Flexible gesicherte Kraftwerksleistung: Gaskraftwerke „H2 ready“

Ebenfalls bis 2030 will RWE an ihren Kohlekraftwerksstandorten mindestens 2.000 MW Gaskraftwerke errichten. Die Anlagen sollen „H2-ready“ sein, das heißt, sie werden für eine schnelle Umstellung auf Wasserstoff geeignet sein, sobald dieser ausreichend zur Verfügung steht. Sowohl die Steinkohle- als auch die Braunkohlekraftwerksstandorte des Unternehmens sind hervorragend an das Stromnetz, die Wasserversorgung und die Ferngasversorgung angeschlossen oder lassen sich einfach an die Infrastruktur anschließen. Voraussetzung dafür ist ein Anreizsystem, damit sich die Investitionen in die Anlagen rechnen, deren Einsatzstunden und folglich deren CO2-Ausstoß perspektivisch immer geringer werden wird.
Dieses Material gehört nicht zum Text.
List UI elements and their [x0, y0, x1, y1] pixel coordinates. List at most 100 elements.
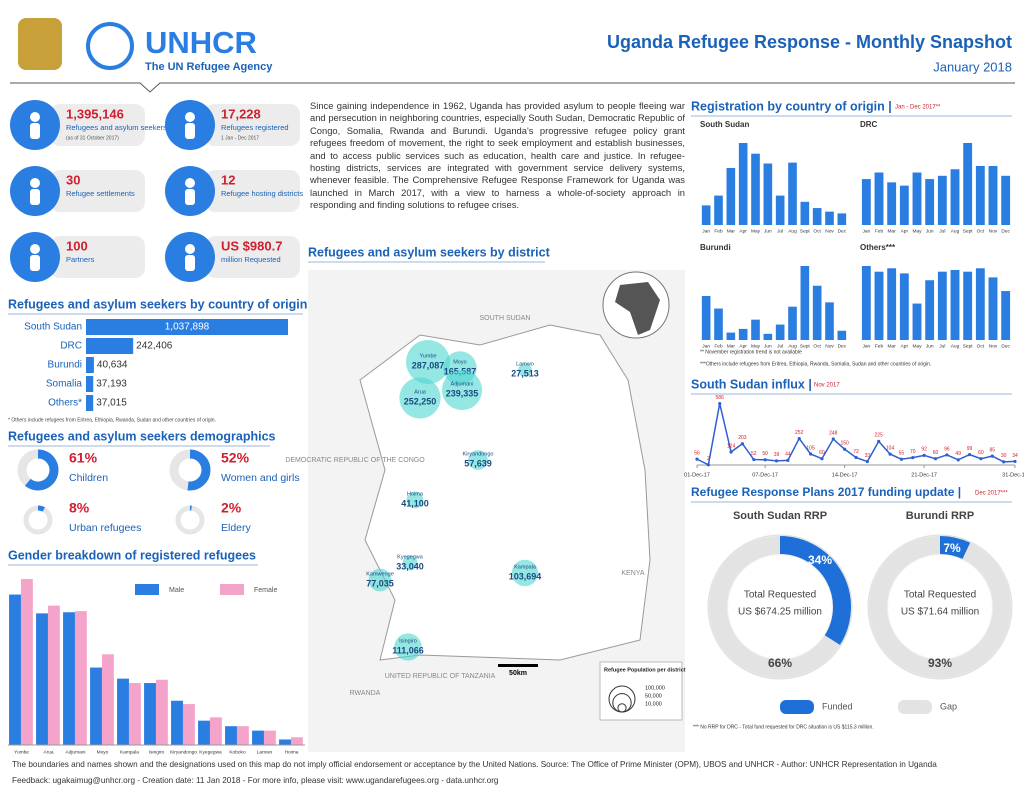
month-label: Nov: [989, 228, 998, 234]
bar-value: 37,015: [96, 398, 127, 409]
data-label: 33: [865, 453, 871, 459]
district-name: Kiryandongo: [463, 451, 494, 457]
district-bubble: [406, 491, 424, 509]
influx-point: [740, 442, 745, 446]
category-label: Burundi: [48, 360, 82, 371]
bar: [86, 395, 94, 411]
note: ***Others include refugees from Eritrea,…: [700, 361, 931, 367]
month-label: Jul: [939, 228, 945, 234]
bar-value: 242,406: [136, 341, 173, 352]
data-label: 124: [727, 443, 736, 449]
district-bubble: [368, 568, 392, 592]
country-label: DEMOCRATIC REPUBLIC OF THE CONGO: [285, 457, 425, 464]
page-date: January 2018: [933, 59, 1012, 74]
influx-point: [718, 401, 722, 406]
influx-point: [763, 458, 767, 462]
district-bubble: [406, 340, 450, 384]
figure-label: Refugees registered: [221, 123, 289, 132]
bar: [861, 266, 871, 340]
month-label: Dec: [1001, 343, 1010, 349]
month-label: Feb: [714, 343, 723, 349]
category-label: DRC: [60, 341, 82, 352]
data-label: 72: [853, 449, 859, 455]
data-label: 55: [899, 451, 905, 457]
district-bubble: [441, 369, 483, 411]
district-value: 77,035: [366, 578, 394, 588]
district-bubble: [394, 633, 422, 661]
x-tick-label: Kiryandongo: [170, 749, 197, 755]
month-label: Feb: [875, 228, 884, 234]
unhcr-emblem: [86, 22, 134, 70]
total-value: US $674.25 million: [738, 607, 822, 618]
panel-title: Others***: [860, 243, 896, 252]
bar: [701, 295, 711, 340]
district-value: 57,639: [464, 458, 492, 468]
month-label: Mar: [888, 228, 897, 234]
figure-value: 17,228: [221, 106, 261, 121]
bar: [837, 213, 847, 225]
bar: [874, 172, 884, 225]
month-label: May: [912, 343, 922, 349]
panel-title: DRC: [860, 120, 878, 129]
district-name: Isingiro: [399, 638, 417, 644]
total-label: Total Requested: [904, 590, 976, 601]
figure-label: million Requested: [221, 255, 281, 264]
data-label: 252: [795, 430, 804, 436]
influx-point: [820, 457, 824, 461]
legend-swatch: [780, 700, 814, 714]
bar: [763, 333, 773, 340]
influx-point: [967, 453, 972, 457]
month-label: Apr: [739, 228, 747, 234]
category-label: Others*: [48, 398, 82, 409]
month-label: Jun: [764, 343, 772, 349]
month-label: Mar: [888, 343, 897, 349]
month-label: Oct: [977, 228, 985, 234]
month-label: May: [751, 228, 761, 234]
bar: [155, 679, 168, 745]
legend-title: Refugee Population per district: [604, 667, 686, 673]
x-tick-label: 07-Dec-17: [752, 472, 778, 478]
data-label: 225: [875, 433, 884, 439]
month-label: Sept: [800, 228, 811, 234]
month-label: Nov: [825, 343, 834, 349]
figure-value: US $980.7: [221, 238, 282, 253]
logo-text: UNHCR: [145, 25, 257, 60]
figure-note: (as of 31 October 2017): [66, 135, 119, 141]
figure-icon-detail: [185, 189, 195, 205]
month-label: Mar: [727, 343, 736, 349]
section-period: Nov 2017: [814, 383, 840, 389]
section-title: South Sudan influx |: [691, 377, 812, 391]
country-label: SOUTH SUDAN: [480, 315, 531, 322]
emblem: [18, 18, 62, 70]
bar: [975, 268, 985, 340]
donut-segment: [939, 536, 971, 560]
figure-icon-detail: [185, 123, 195, 139]
month-label: Aug: [788, 343, 797, 349]
bar: [775, 324, 785, 340]
district-value: 252,250: [404, 396, 437, 406]
data-label: 60: [933, 450, 939, 456]
gap-label: 93%: [928, 656, 952, 670]
total-label: Total Requested: [744, 590, 816, 601]
data-label: 30: [1001, 453, 1007, 459]
influx-point: [956, 458, 960, 462]
bar-value: 40,634: [97, 360, 128, 371]
section-period: Dec 2017***: [975, 491, 1008, 497]
bar: [899, 185, 909, 225]
bar: [128, 683, 141, 745]
data-label: 2: [707, 456, 710, 462]
figure-box: [205, 104, 300, 146]
bar: [198, 720, 210, 745]
month-label: Jun: [926, 343, 934, 349]
bar: [252, 730, 264, 745]
bar: [236, 726, 249, 745]
bar: [86, 357, 94, 373]
district-bubble: [468, 450, 488, 470]
district-value: 287,087: [412, 360, 445, 370]
month-label: Jan: [702, 343, 710, 349]
plan-title: South Sudan RRP: [733, 510, 827, 522]
donut-segment: [37, 505, 45, 512]
influx-point: [808, 452, 813, 456]
bar: [800, 201, 810, 225]
month-label: Dec: [838, 228, 847, 234]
Außerdem braucht es schnellstmöglich Klarheit, wie ab Mitte der 2030er Jahre der Wasserstoff zu diesen Standorten kommen wird.

Wasserstoff: Elektrolyse-Kapazität

Wasserstoff ist für die Dekarbonisierung der Industrie von herausragender Bedeutung. Das Industrieland NRW hat beste Voraussetzungen für den Aufbau einer leistungsfähigen Wasserstoffwirtschaft, dazu gehört auch die mögliche Anbindung an Versorgungsnetze in den Niederlanden. RWE beteiligt sich aktiv am Hochlauf der Wasserstoffwirtschaft. In NRW will das Unternehmen die Entwicklung von Elektrolyseuren von bis zu 700 MW Leistung vorantreiben. Das setzt Förderregimes voraus, die von Bund und Land zu entwickeln sind.

Rheinisches Revier: Strukturwandel unterstützen

RWE bringt sich weiterhin aktiv in den Prozess des Strukturwandels, insbesondere im Rheinischen Revier, ein. Dazu gehört ganz konkret, durch aktives Flächenmanagement die Ansiedlung von Gewerbe und Industrie zu unterstützen. Ziel ist die Konversion ausgewählter Betriebsflächen, die zusammen mit dem Land ermöglicht werden soll. Die enge Zusammenarbeit mit den Tagebauumfeld-Initiativen Indeland, Zweckverband Landfolge Garzweiler und Neuland Hambach wird fortgesetzt, um die Anliegen der Region im Rahmen der Wiedernutzbarmachung von Flächen zu berücksichtigen.